To match only Cyrillic characters, use \p{Cyrillic}
Since Cyrillic characters are not standard ASCII characters, you have to use u
flag/modifier, so regex will recognize Unicode characters as needed.
Be sure to use mb_strtolower
instead of strtolower
, as you work with unicode characters.
Because you convert all characters to lowercase, you don't have to use i
regex flag/modifier.
The following PHP code should work for you:
function seoUrl($string) {
// Lower case everything
$string = mb_strtolower($string);
// Make alphanumeric (removes all other characters)

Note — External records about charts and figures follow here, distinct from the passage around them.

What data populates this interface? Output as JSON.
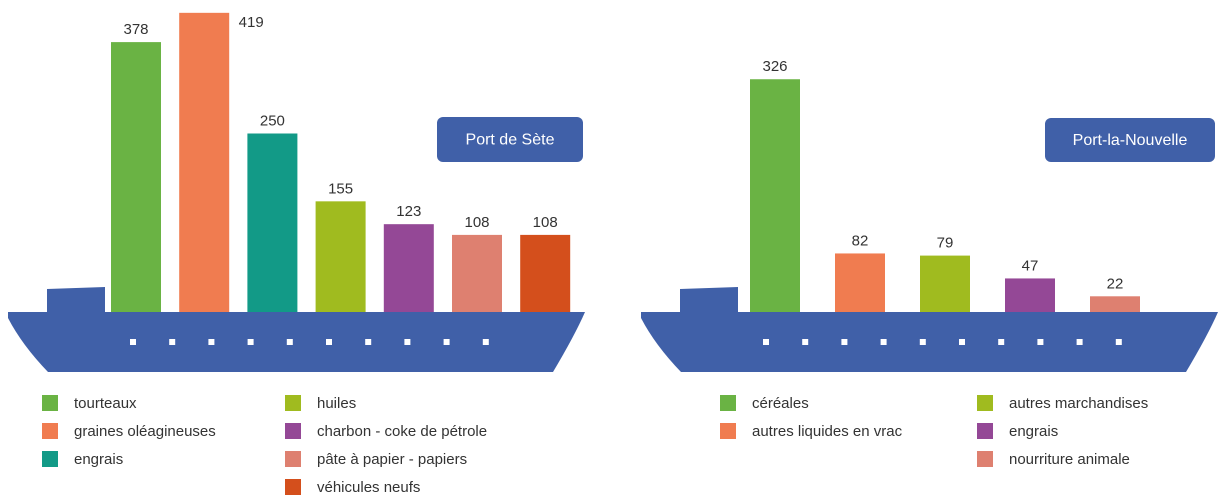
{
  "chart_data": [
    {
      "type": "bar",
      "title": "Port de Sète",
      "categories": [
        "tourteaux",
        "graines oléagineuses",
        "engrais",
        "huiles",
        "charbon - coke de pétrole",
        "pâte à papier - papiers",
        "véhicules neufs"
      ],
      "values": [
        378,
        419,
        250,
        155,
        123,
        108,
        108
      ],
      "colors": [
        "#6ab344",
        "#f07c50",
        "#129a87",
        "#a0bb1f",
        "#944896",
        "#de8070",
        "#d44f1c"
      ]
    },
    {
      "type": "bar",
      "title": "Port-la-Nouvelle",
      "categories": [
        "céréales",
        "autres liquides en vrac",
        "autres marchandises",
        "engrais",
        "nourriture animale"
      ],
      "values": [
        326,
        82,
        79,
        47,
        22
      ],
      "colors": [
        "#6ab344",
        "#f07c50",
        "#a0bb1f",
        "#944896",
        "#de8070"
      ]
    }
  ]
}
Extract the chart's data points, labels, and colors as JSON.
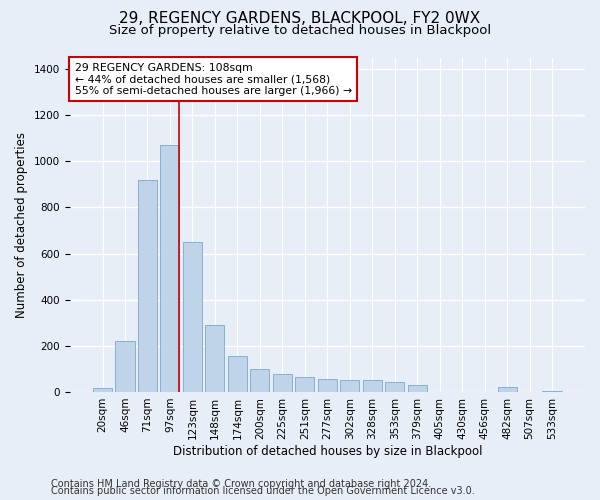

$string = preg_replace('/[^\p{Cyrillic}a-z0-9\s_-]+/u', '', $string);
// Clean up multiple dashes or whitespaces
$string = preg_replace('/[\s-]+/', ' ', $string);
// Convert whitespaces and underscore to dash
$string = preg_replace('/[\s_]/', '-', $string);
return $string;
}
Furthermore, please note that \p{InCyrillic_Supplementary}
matches all Cyrillic Supplementary characters and \p{InCyrillic}
matches all non-Supplementary Cyrillic characters.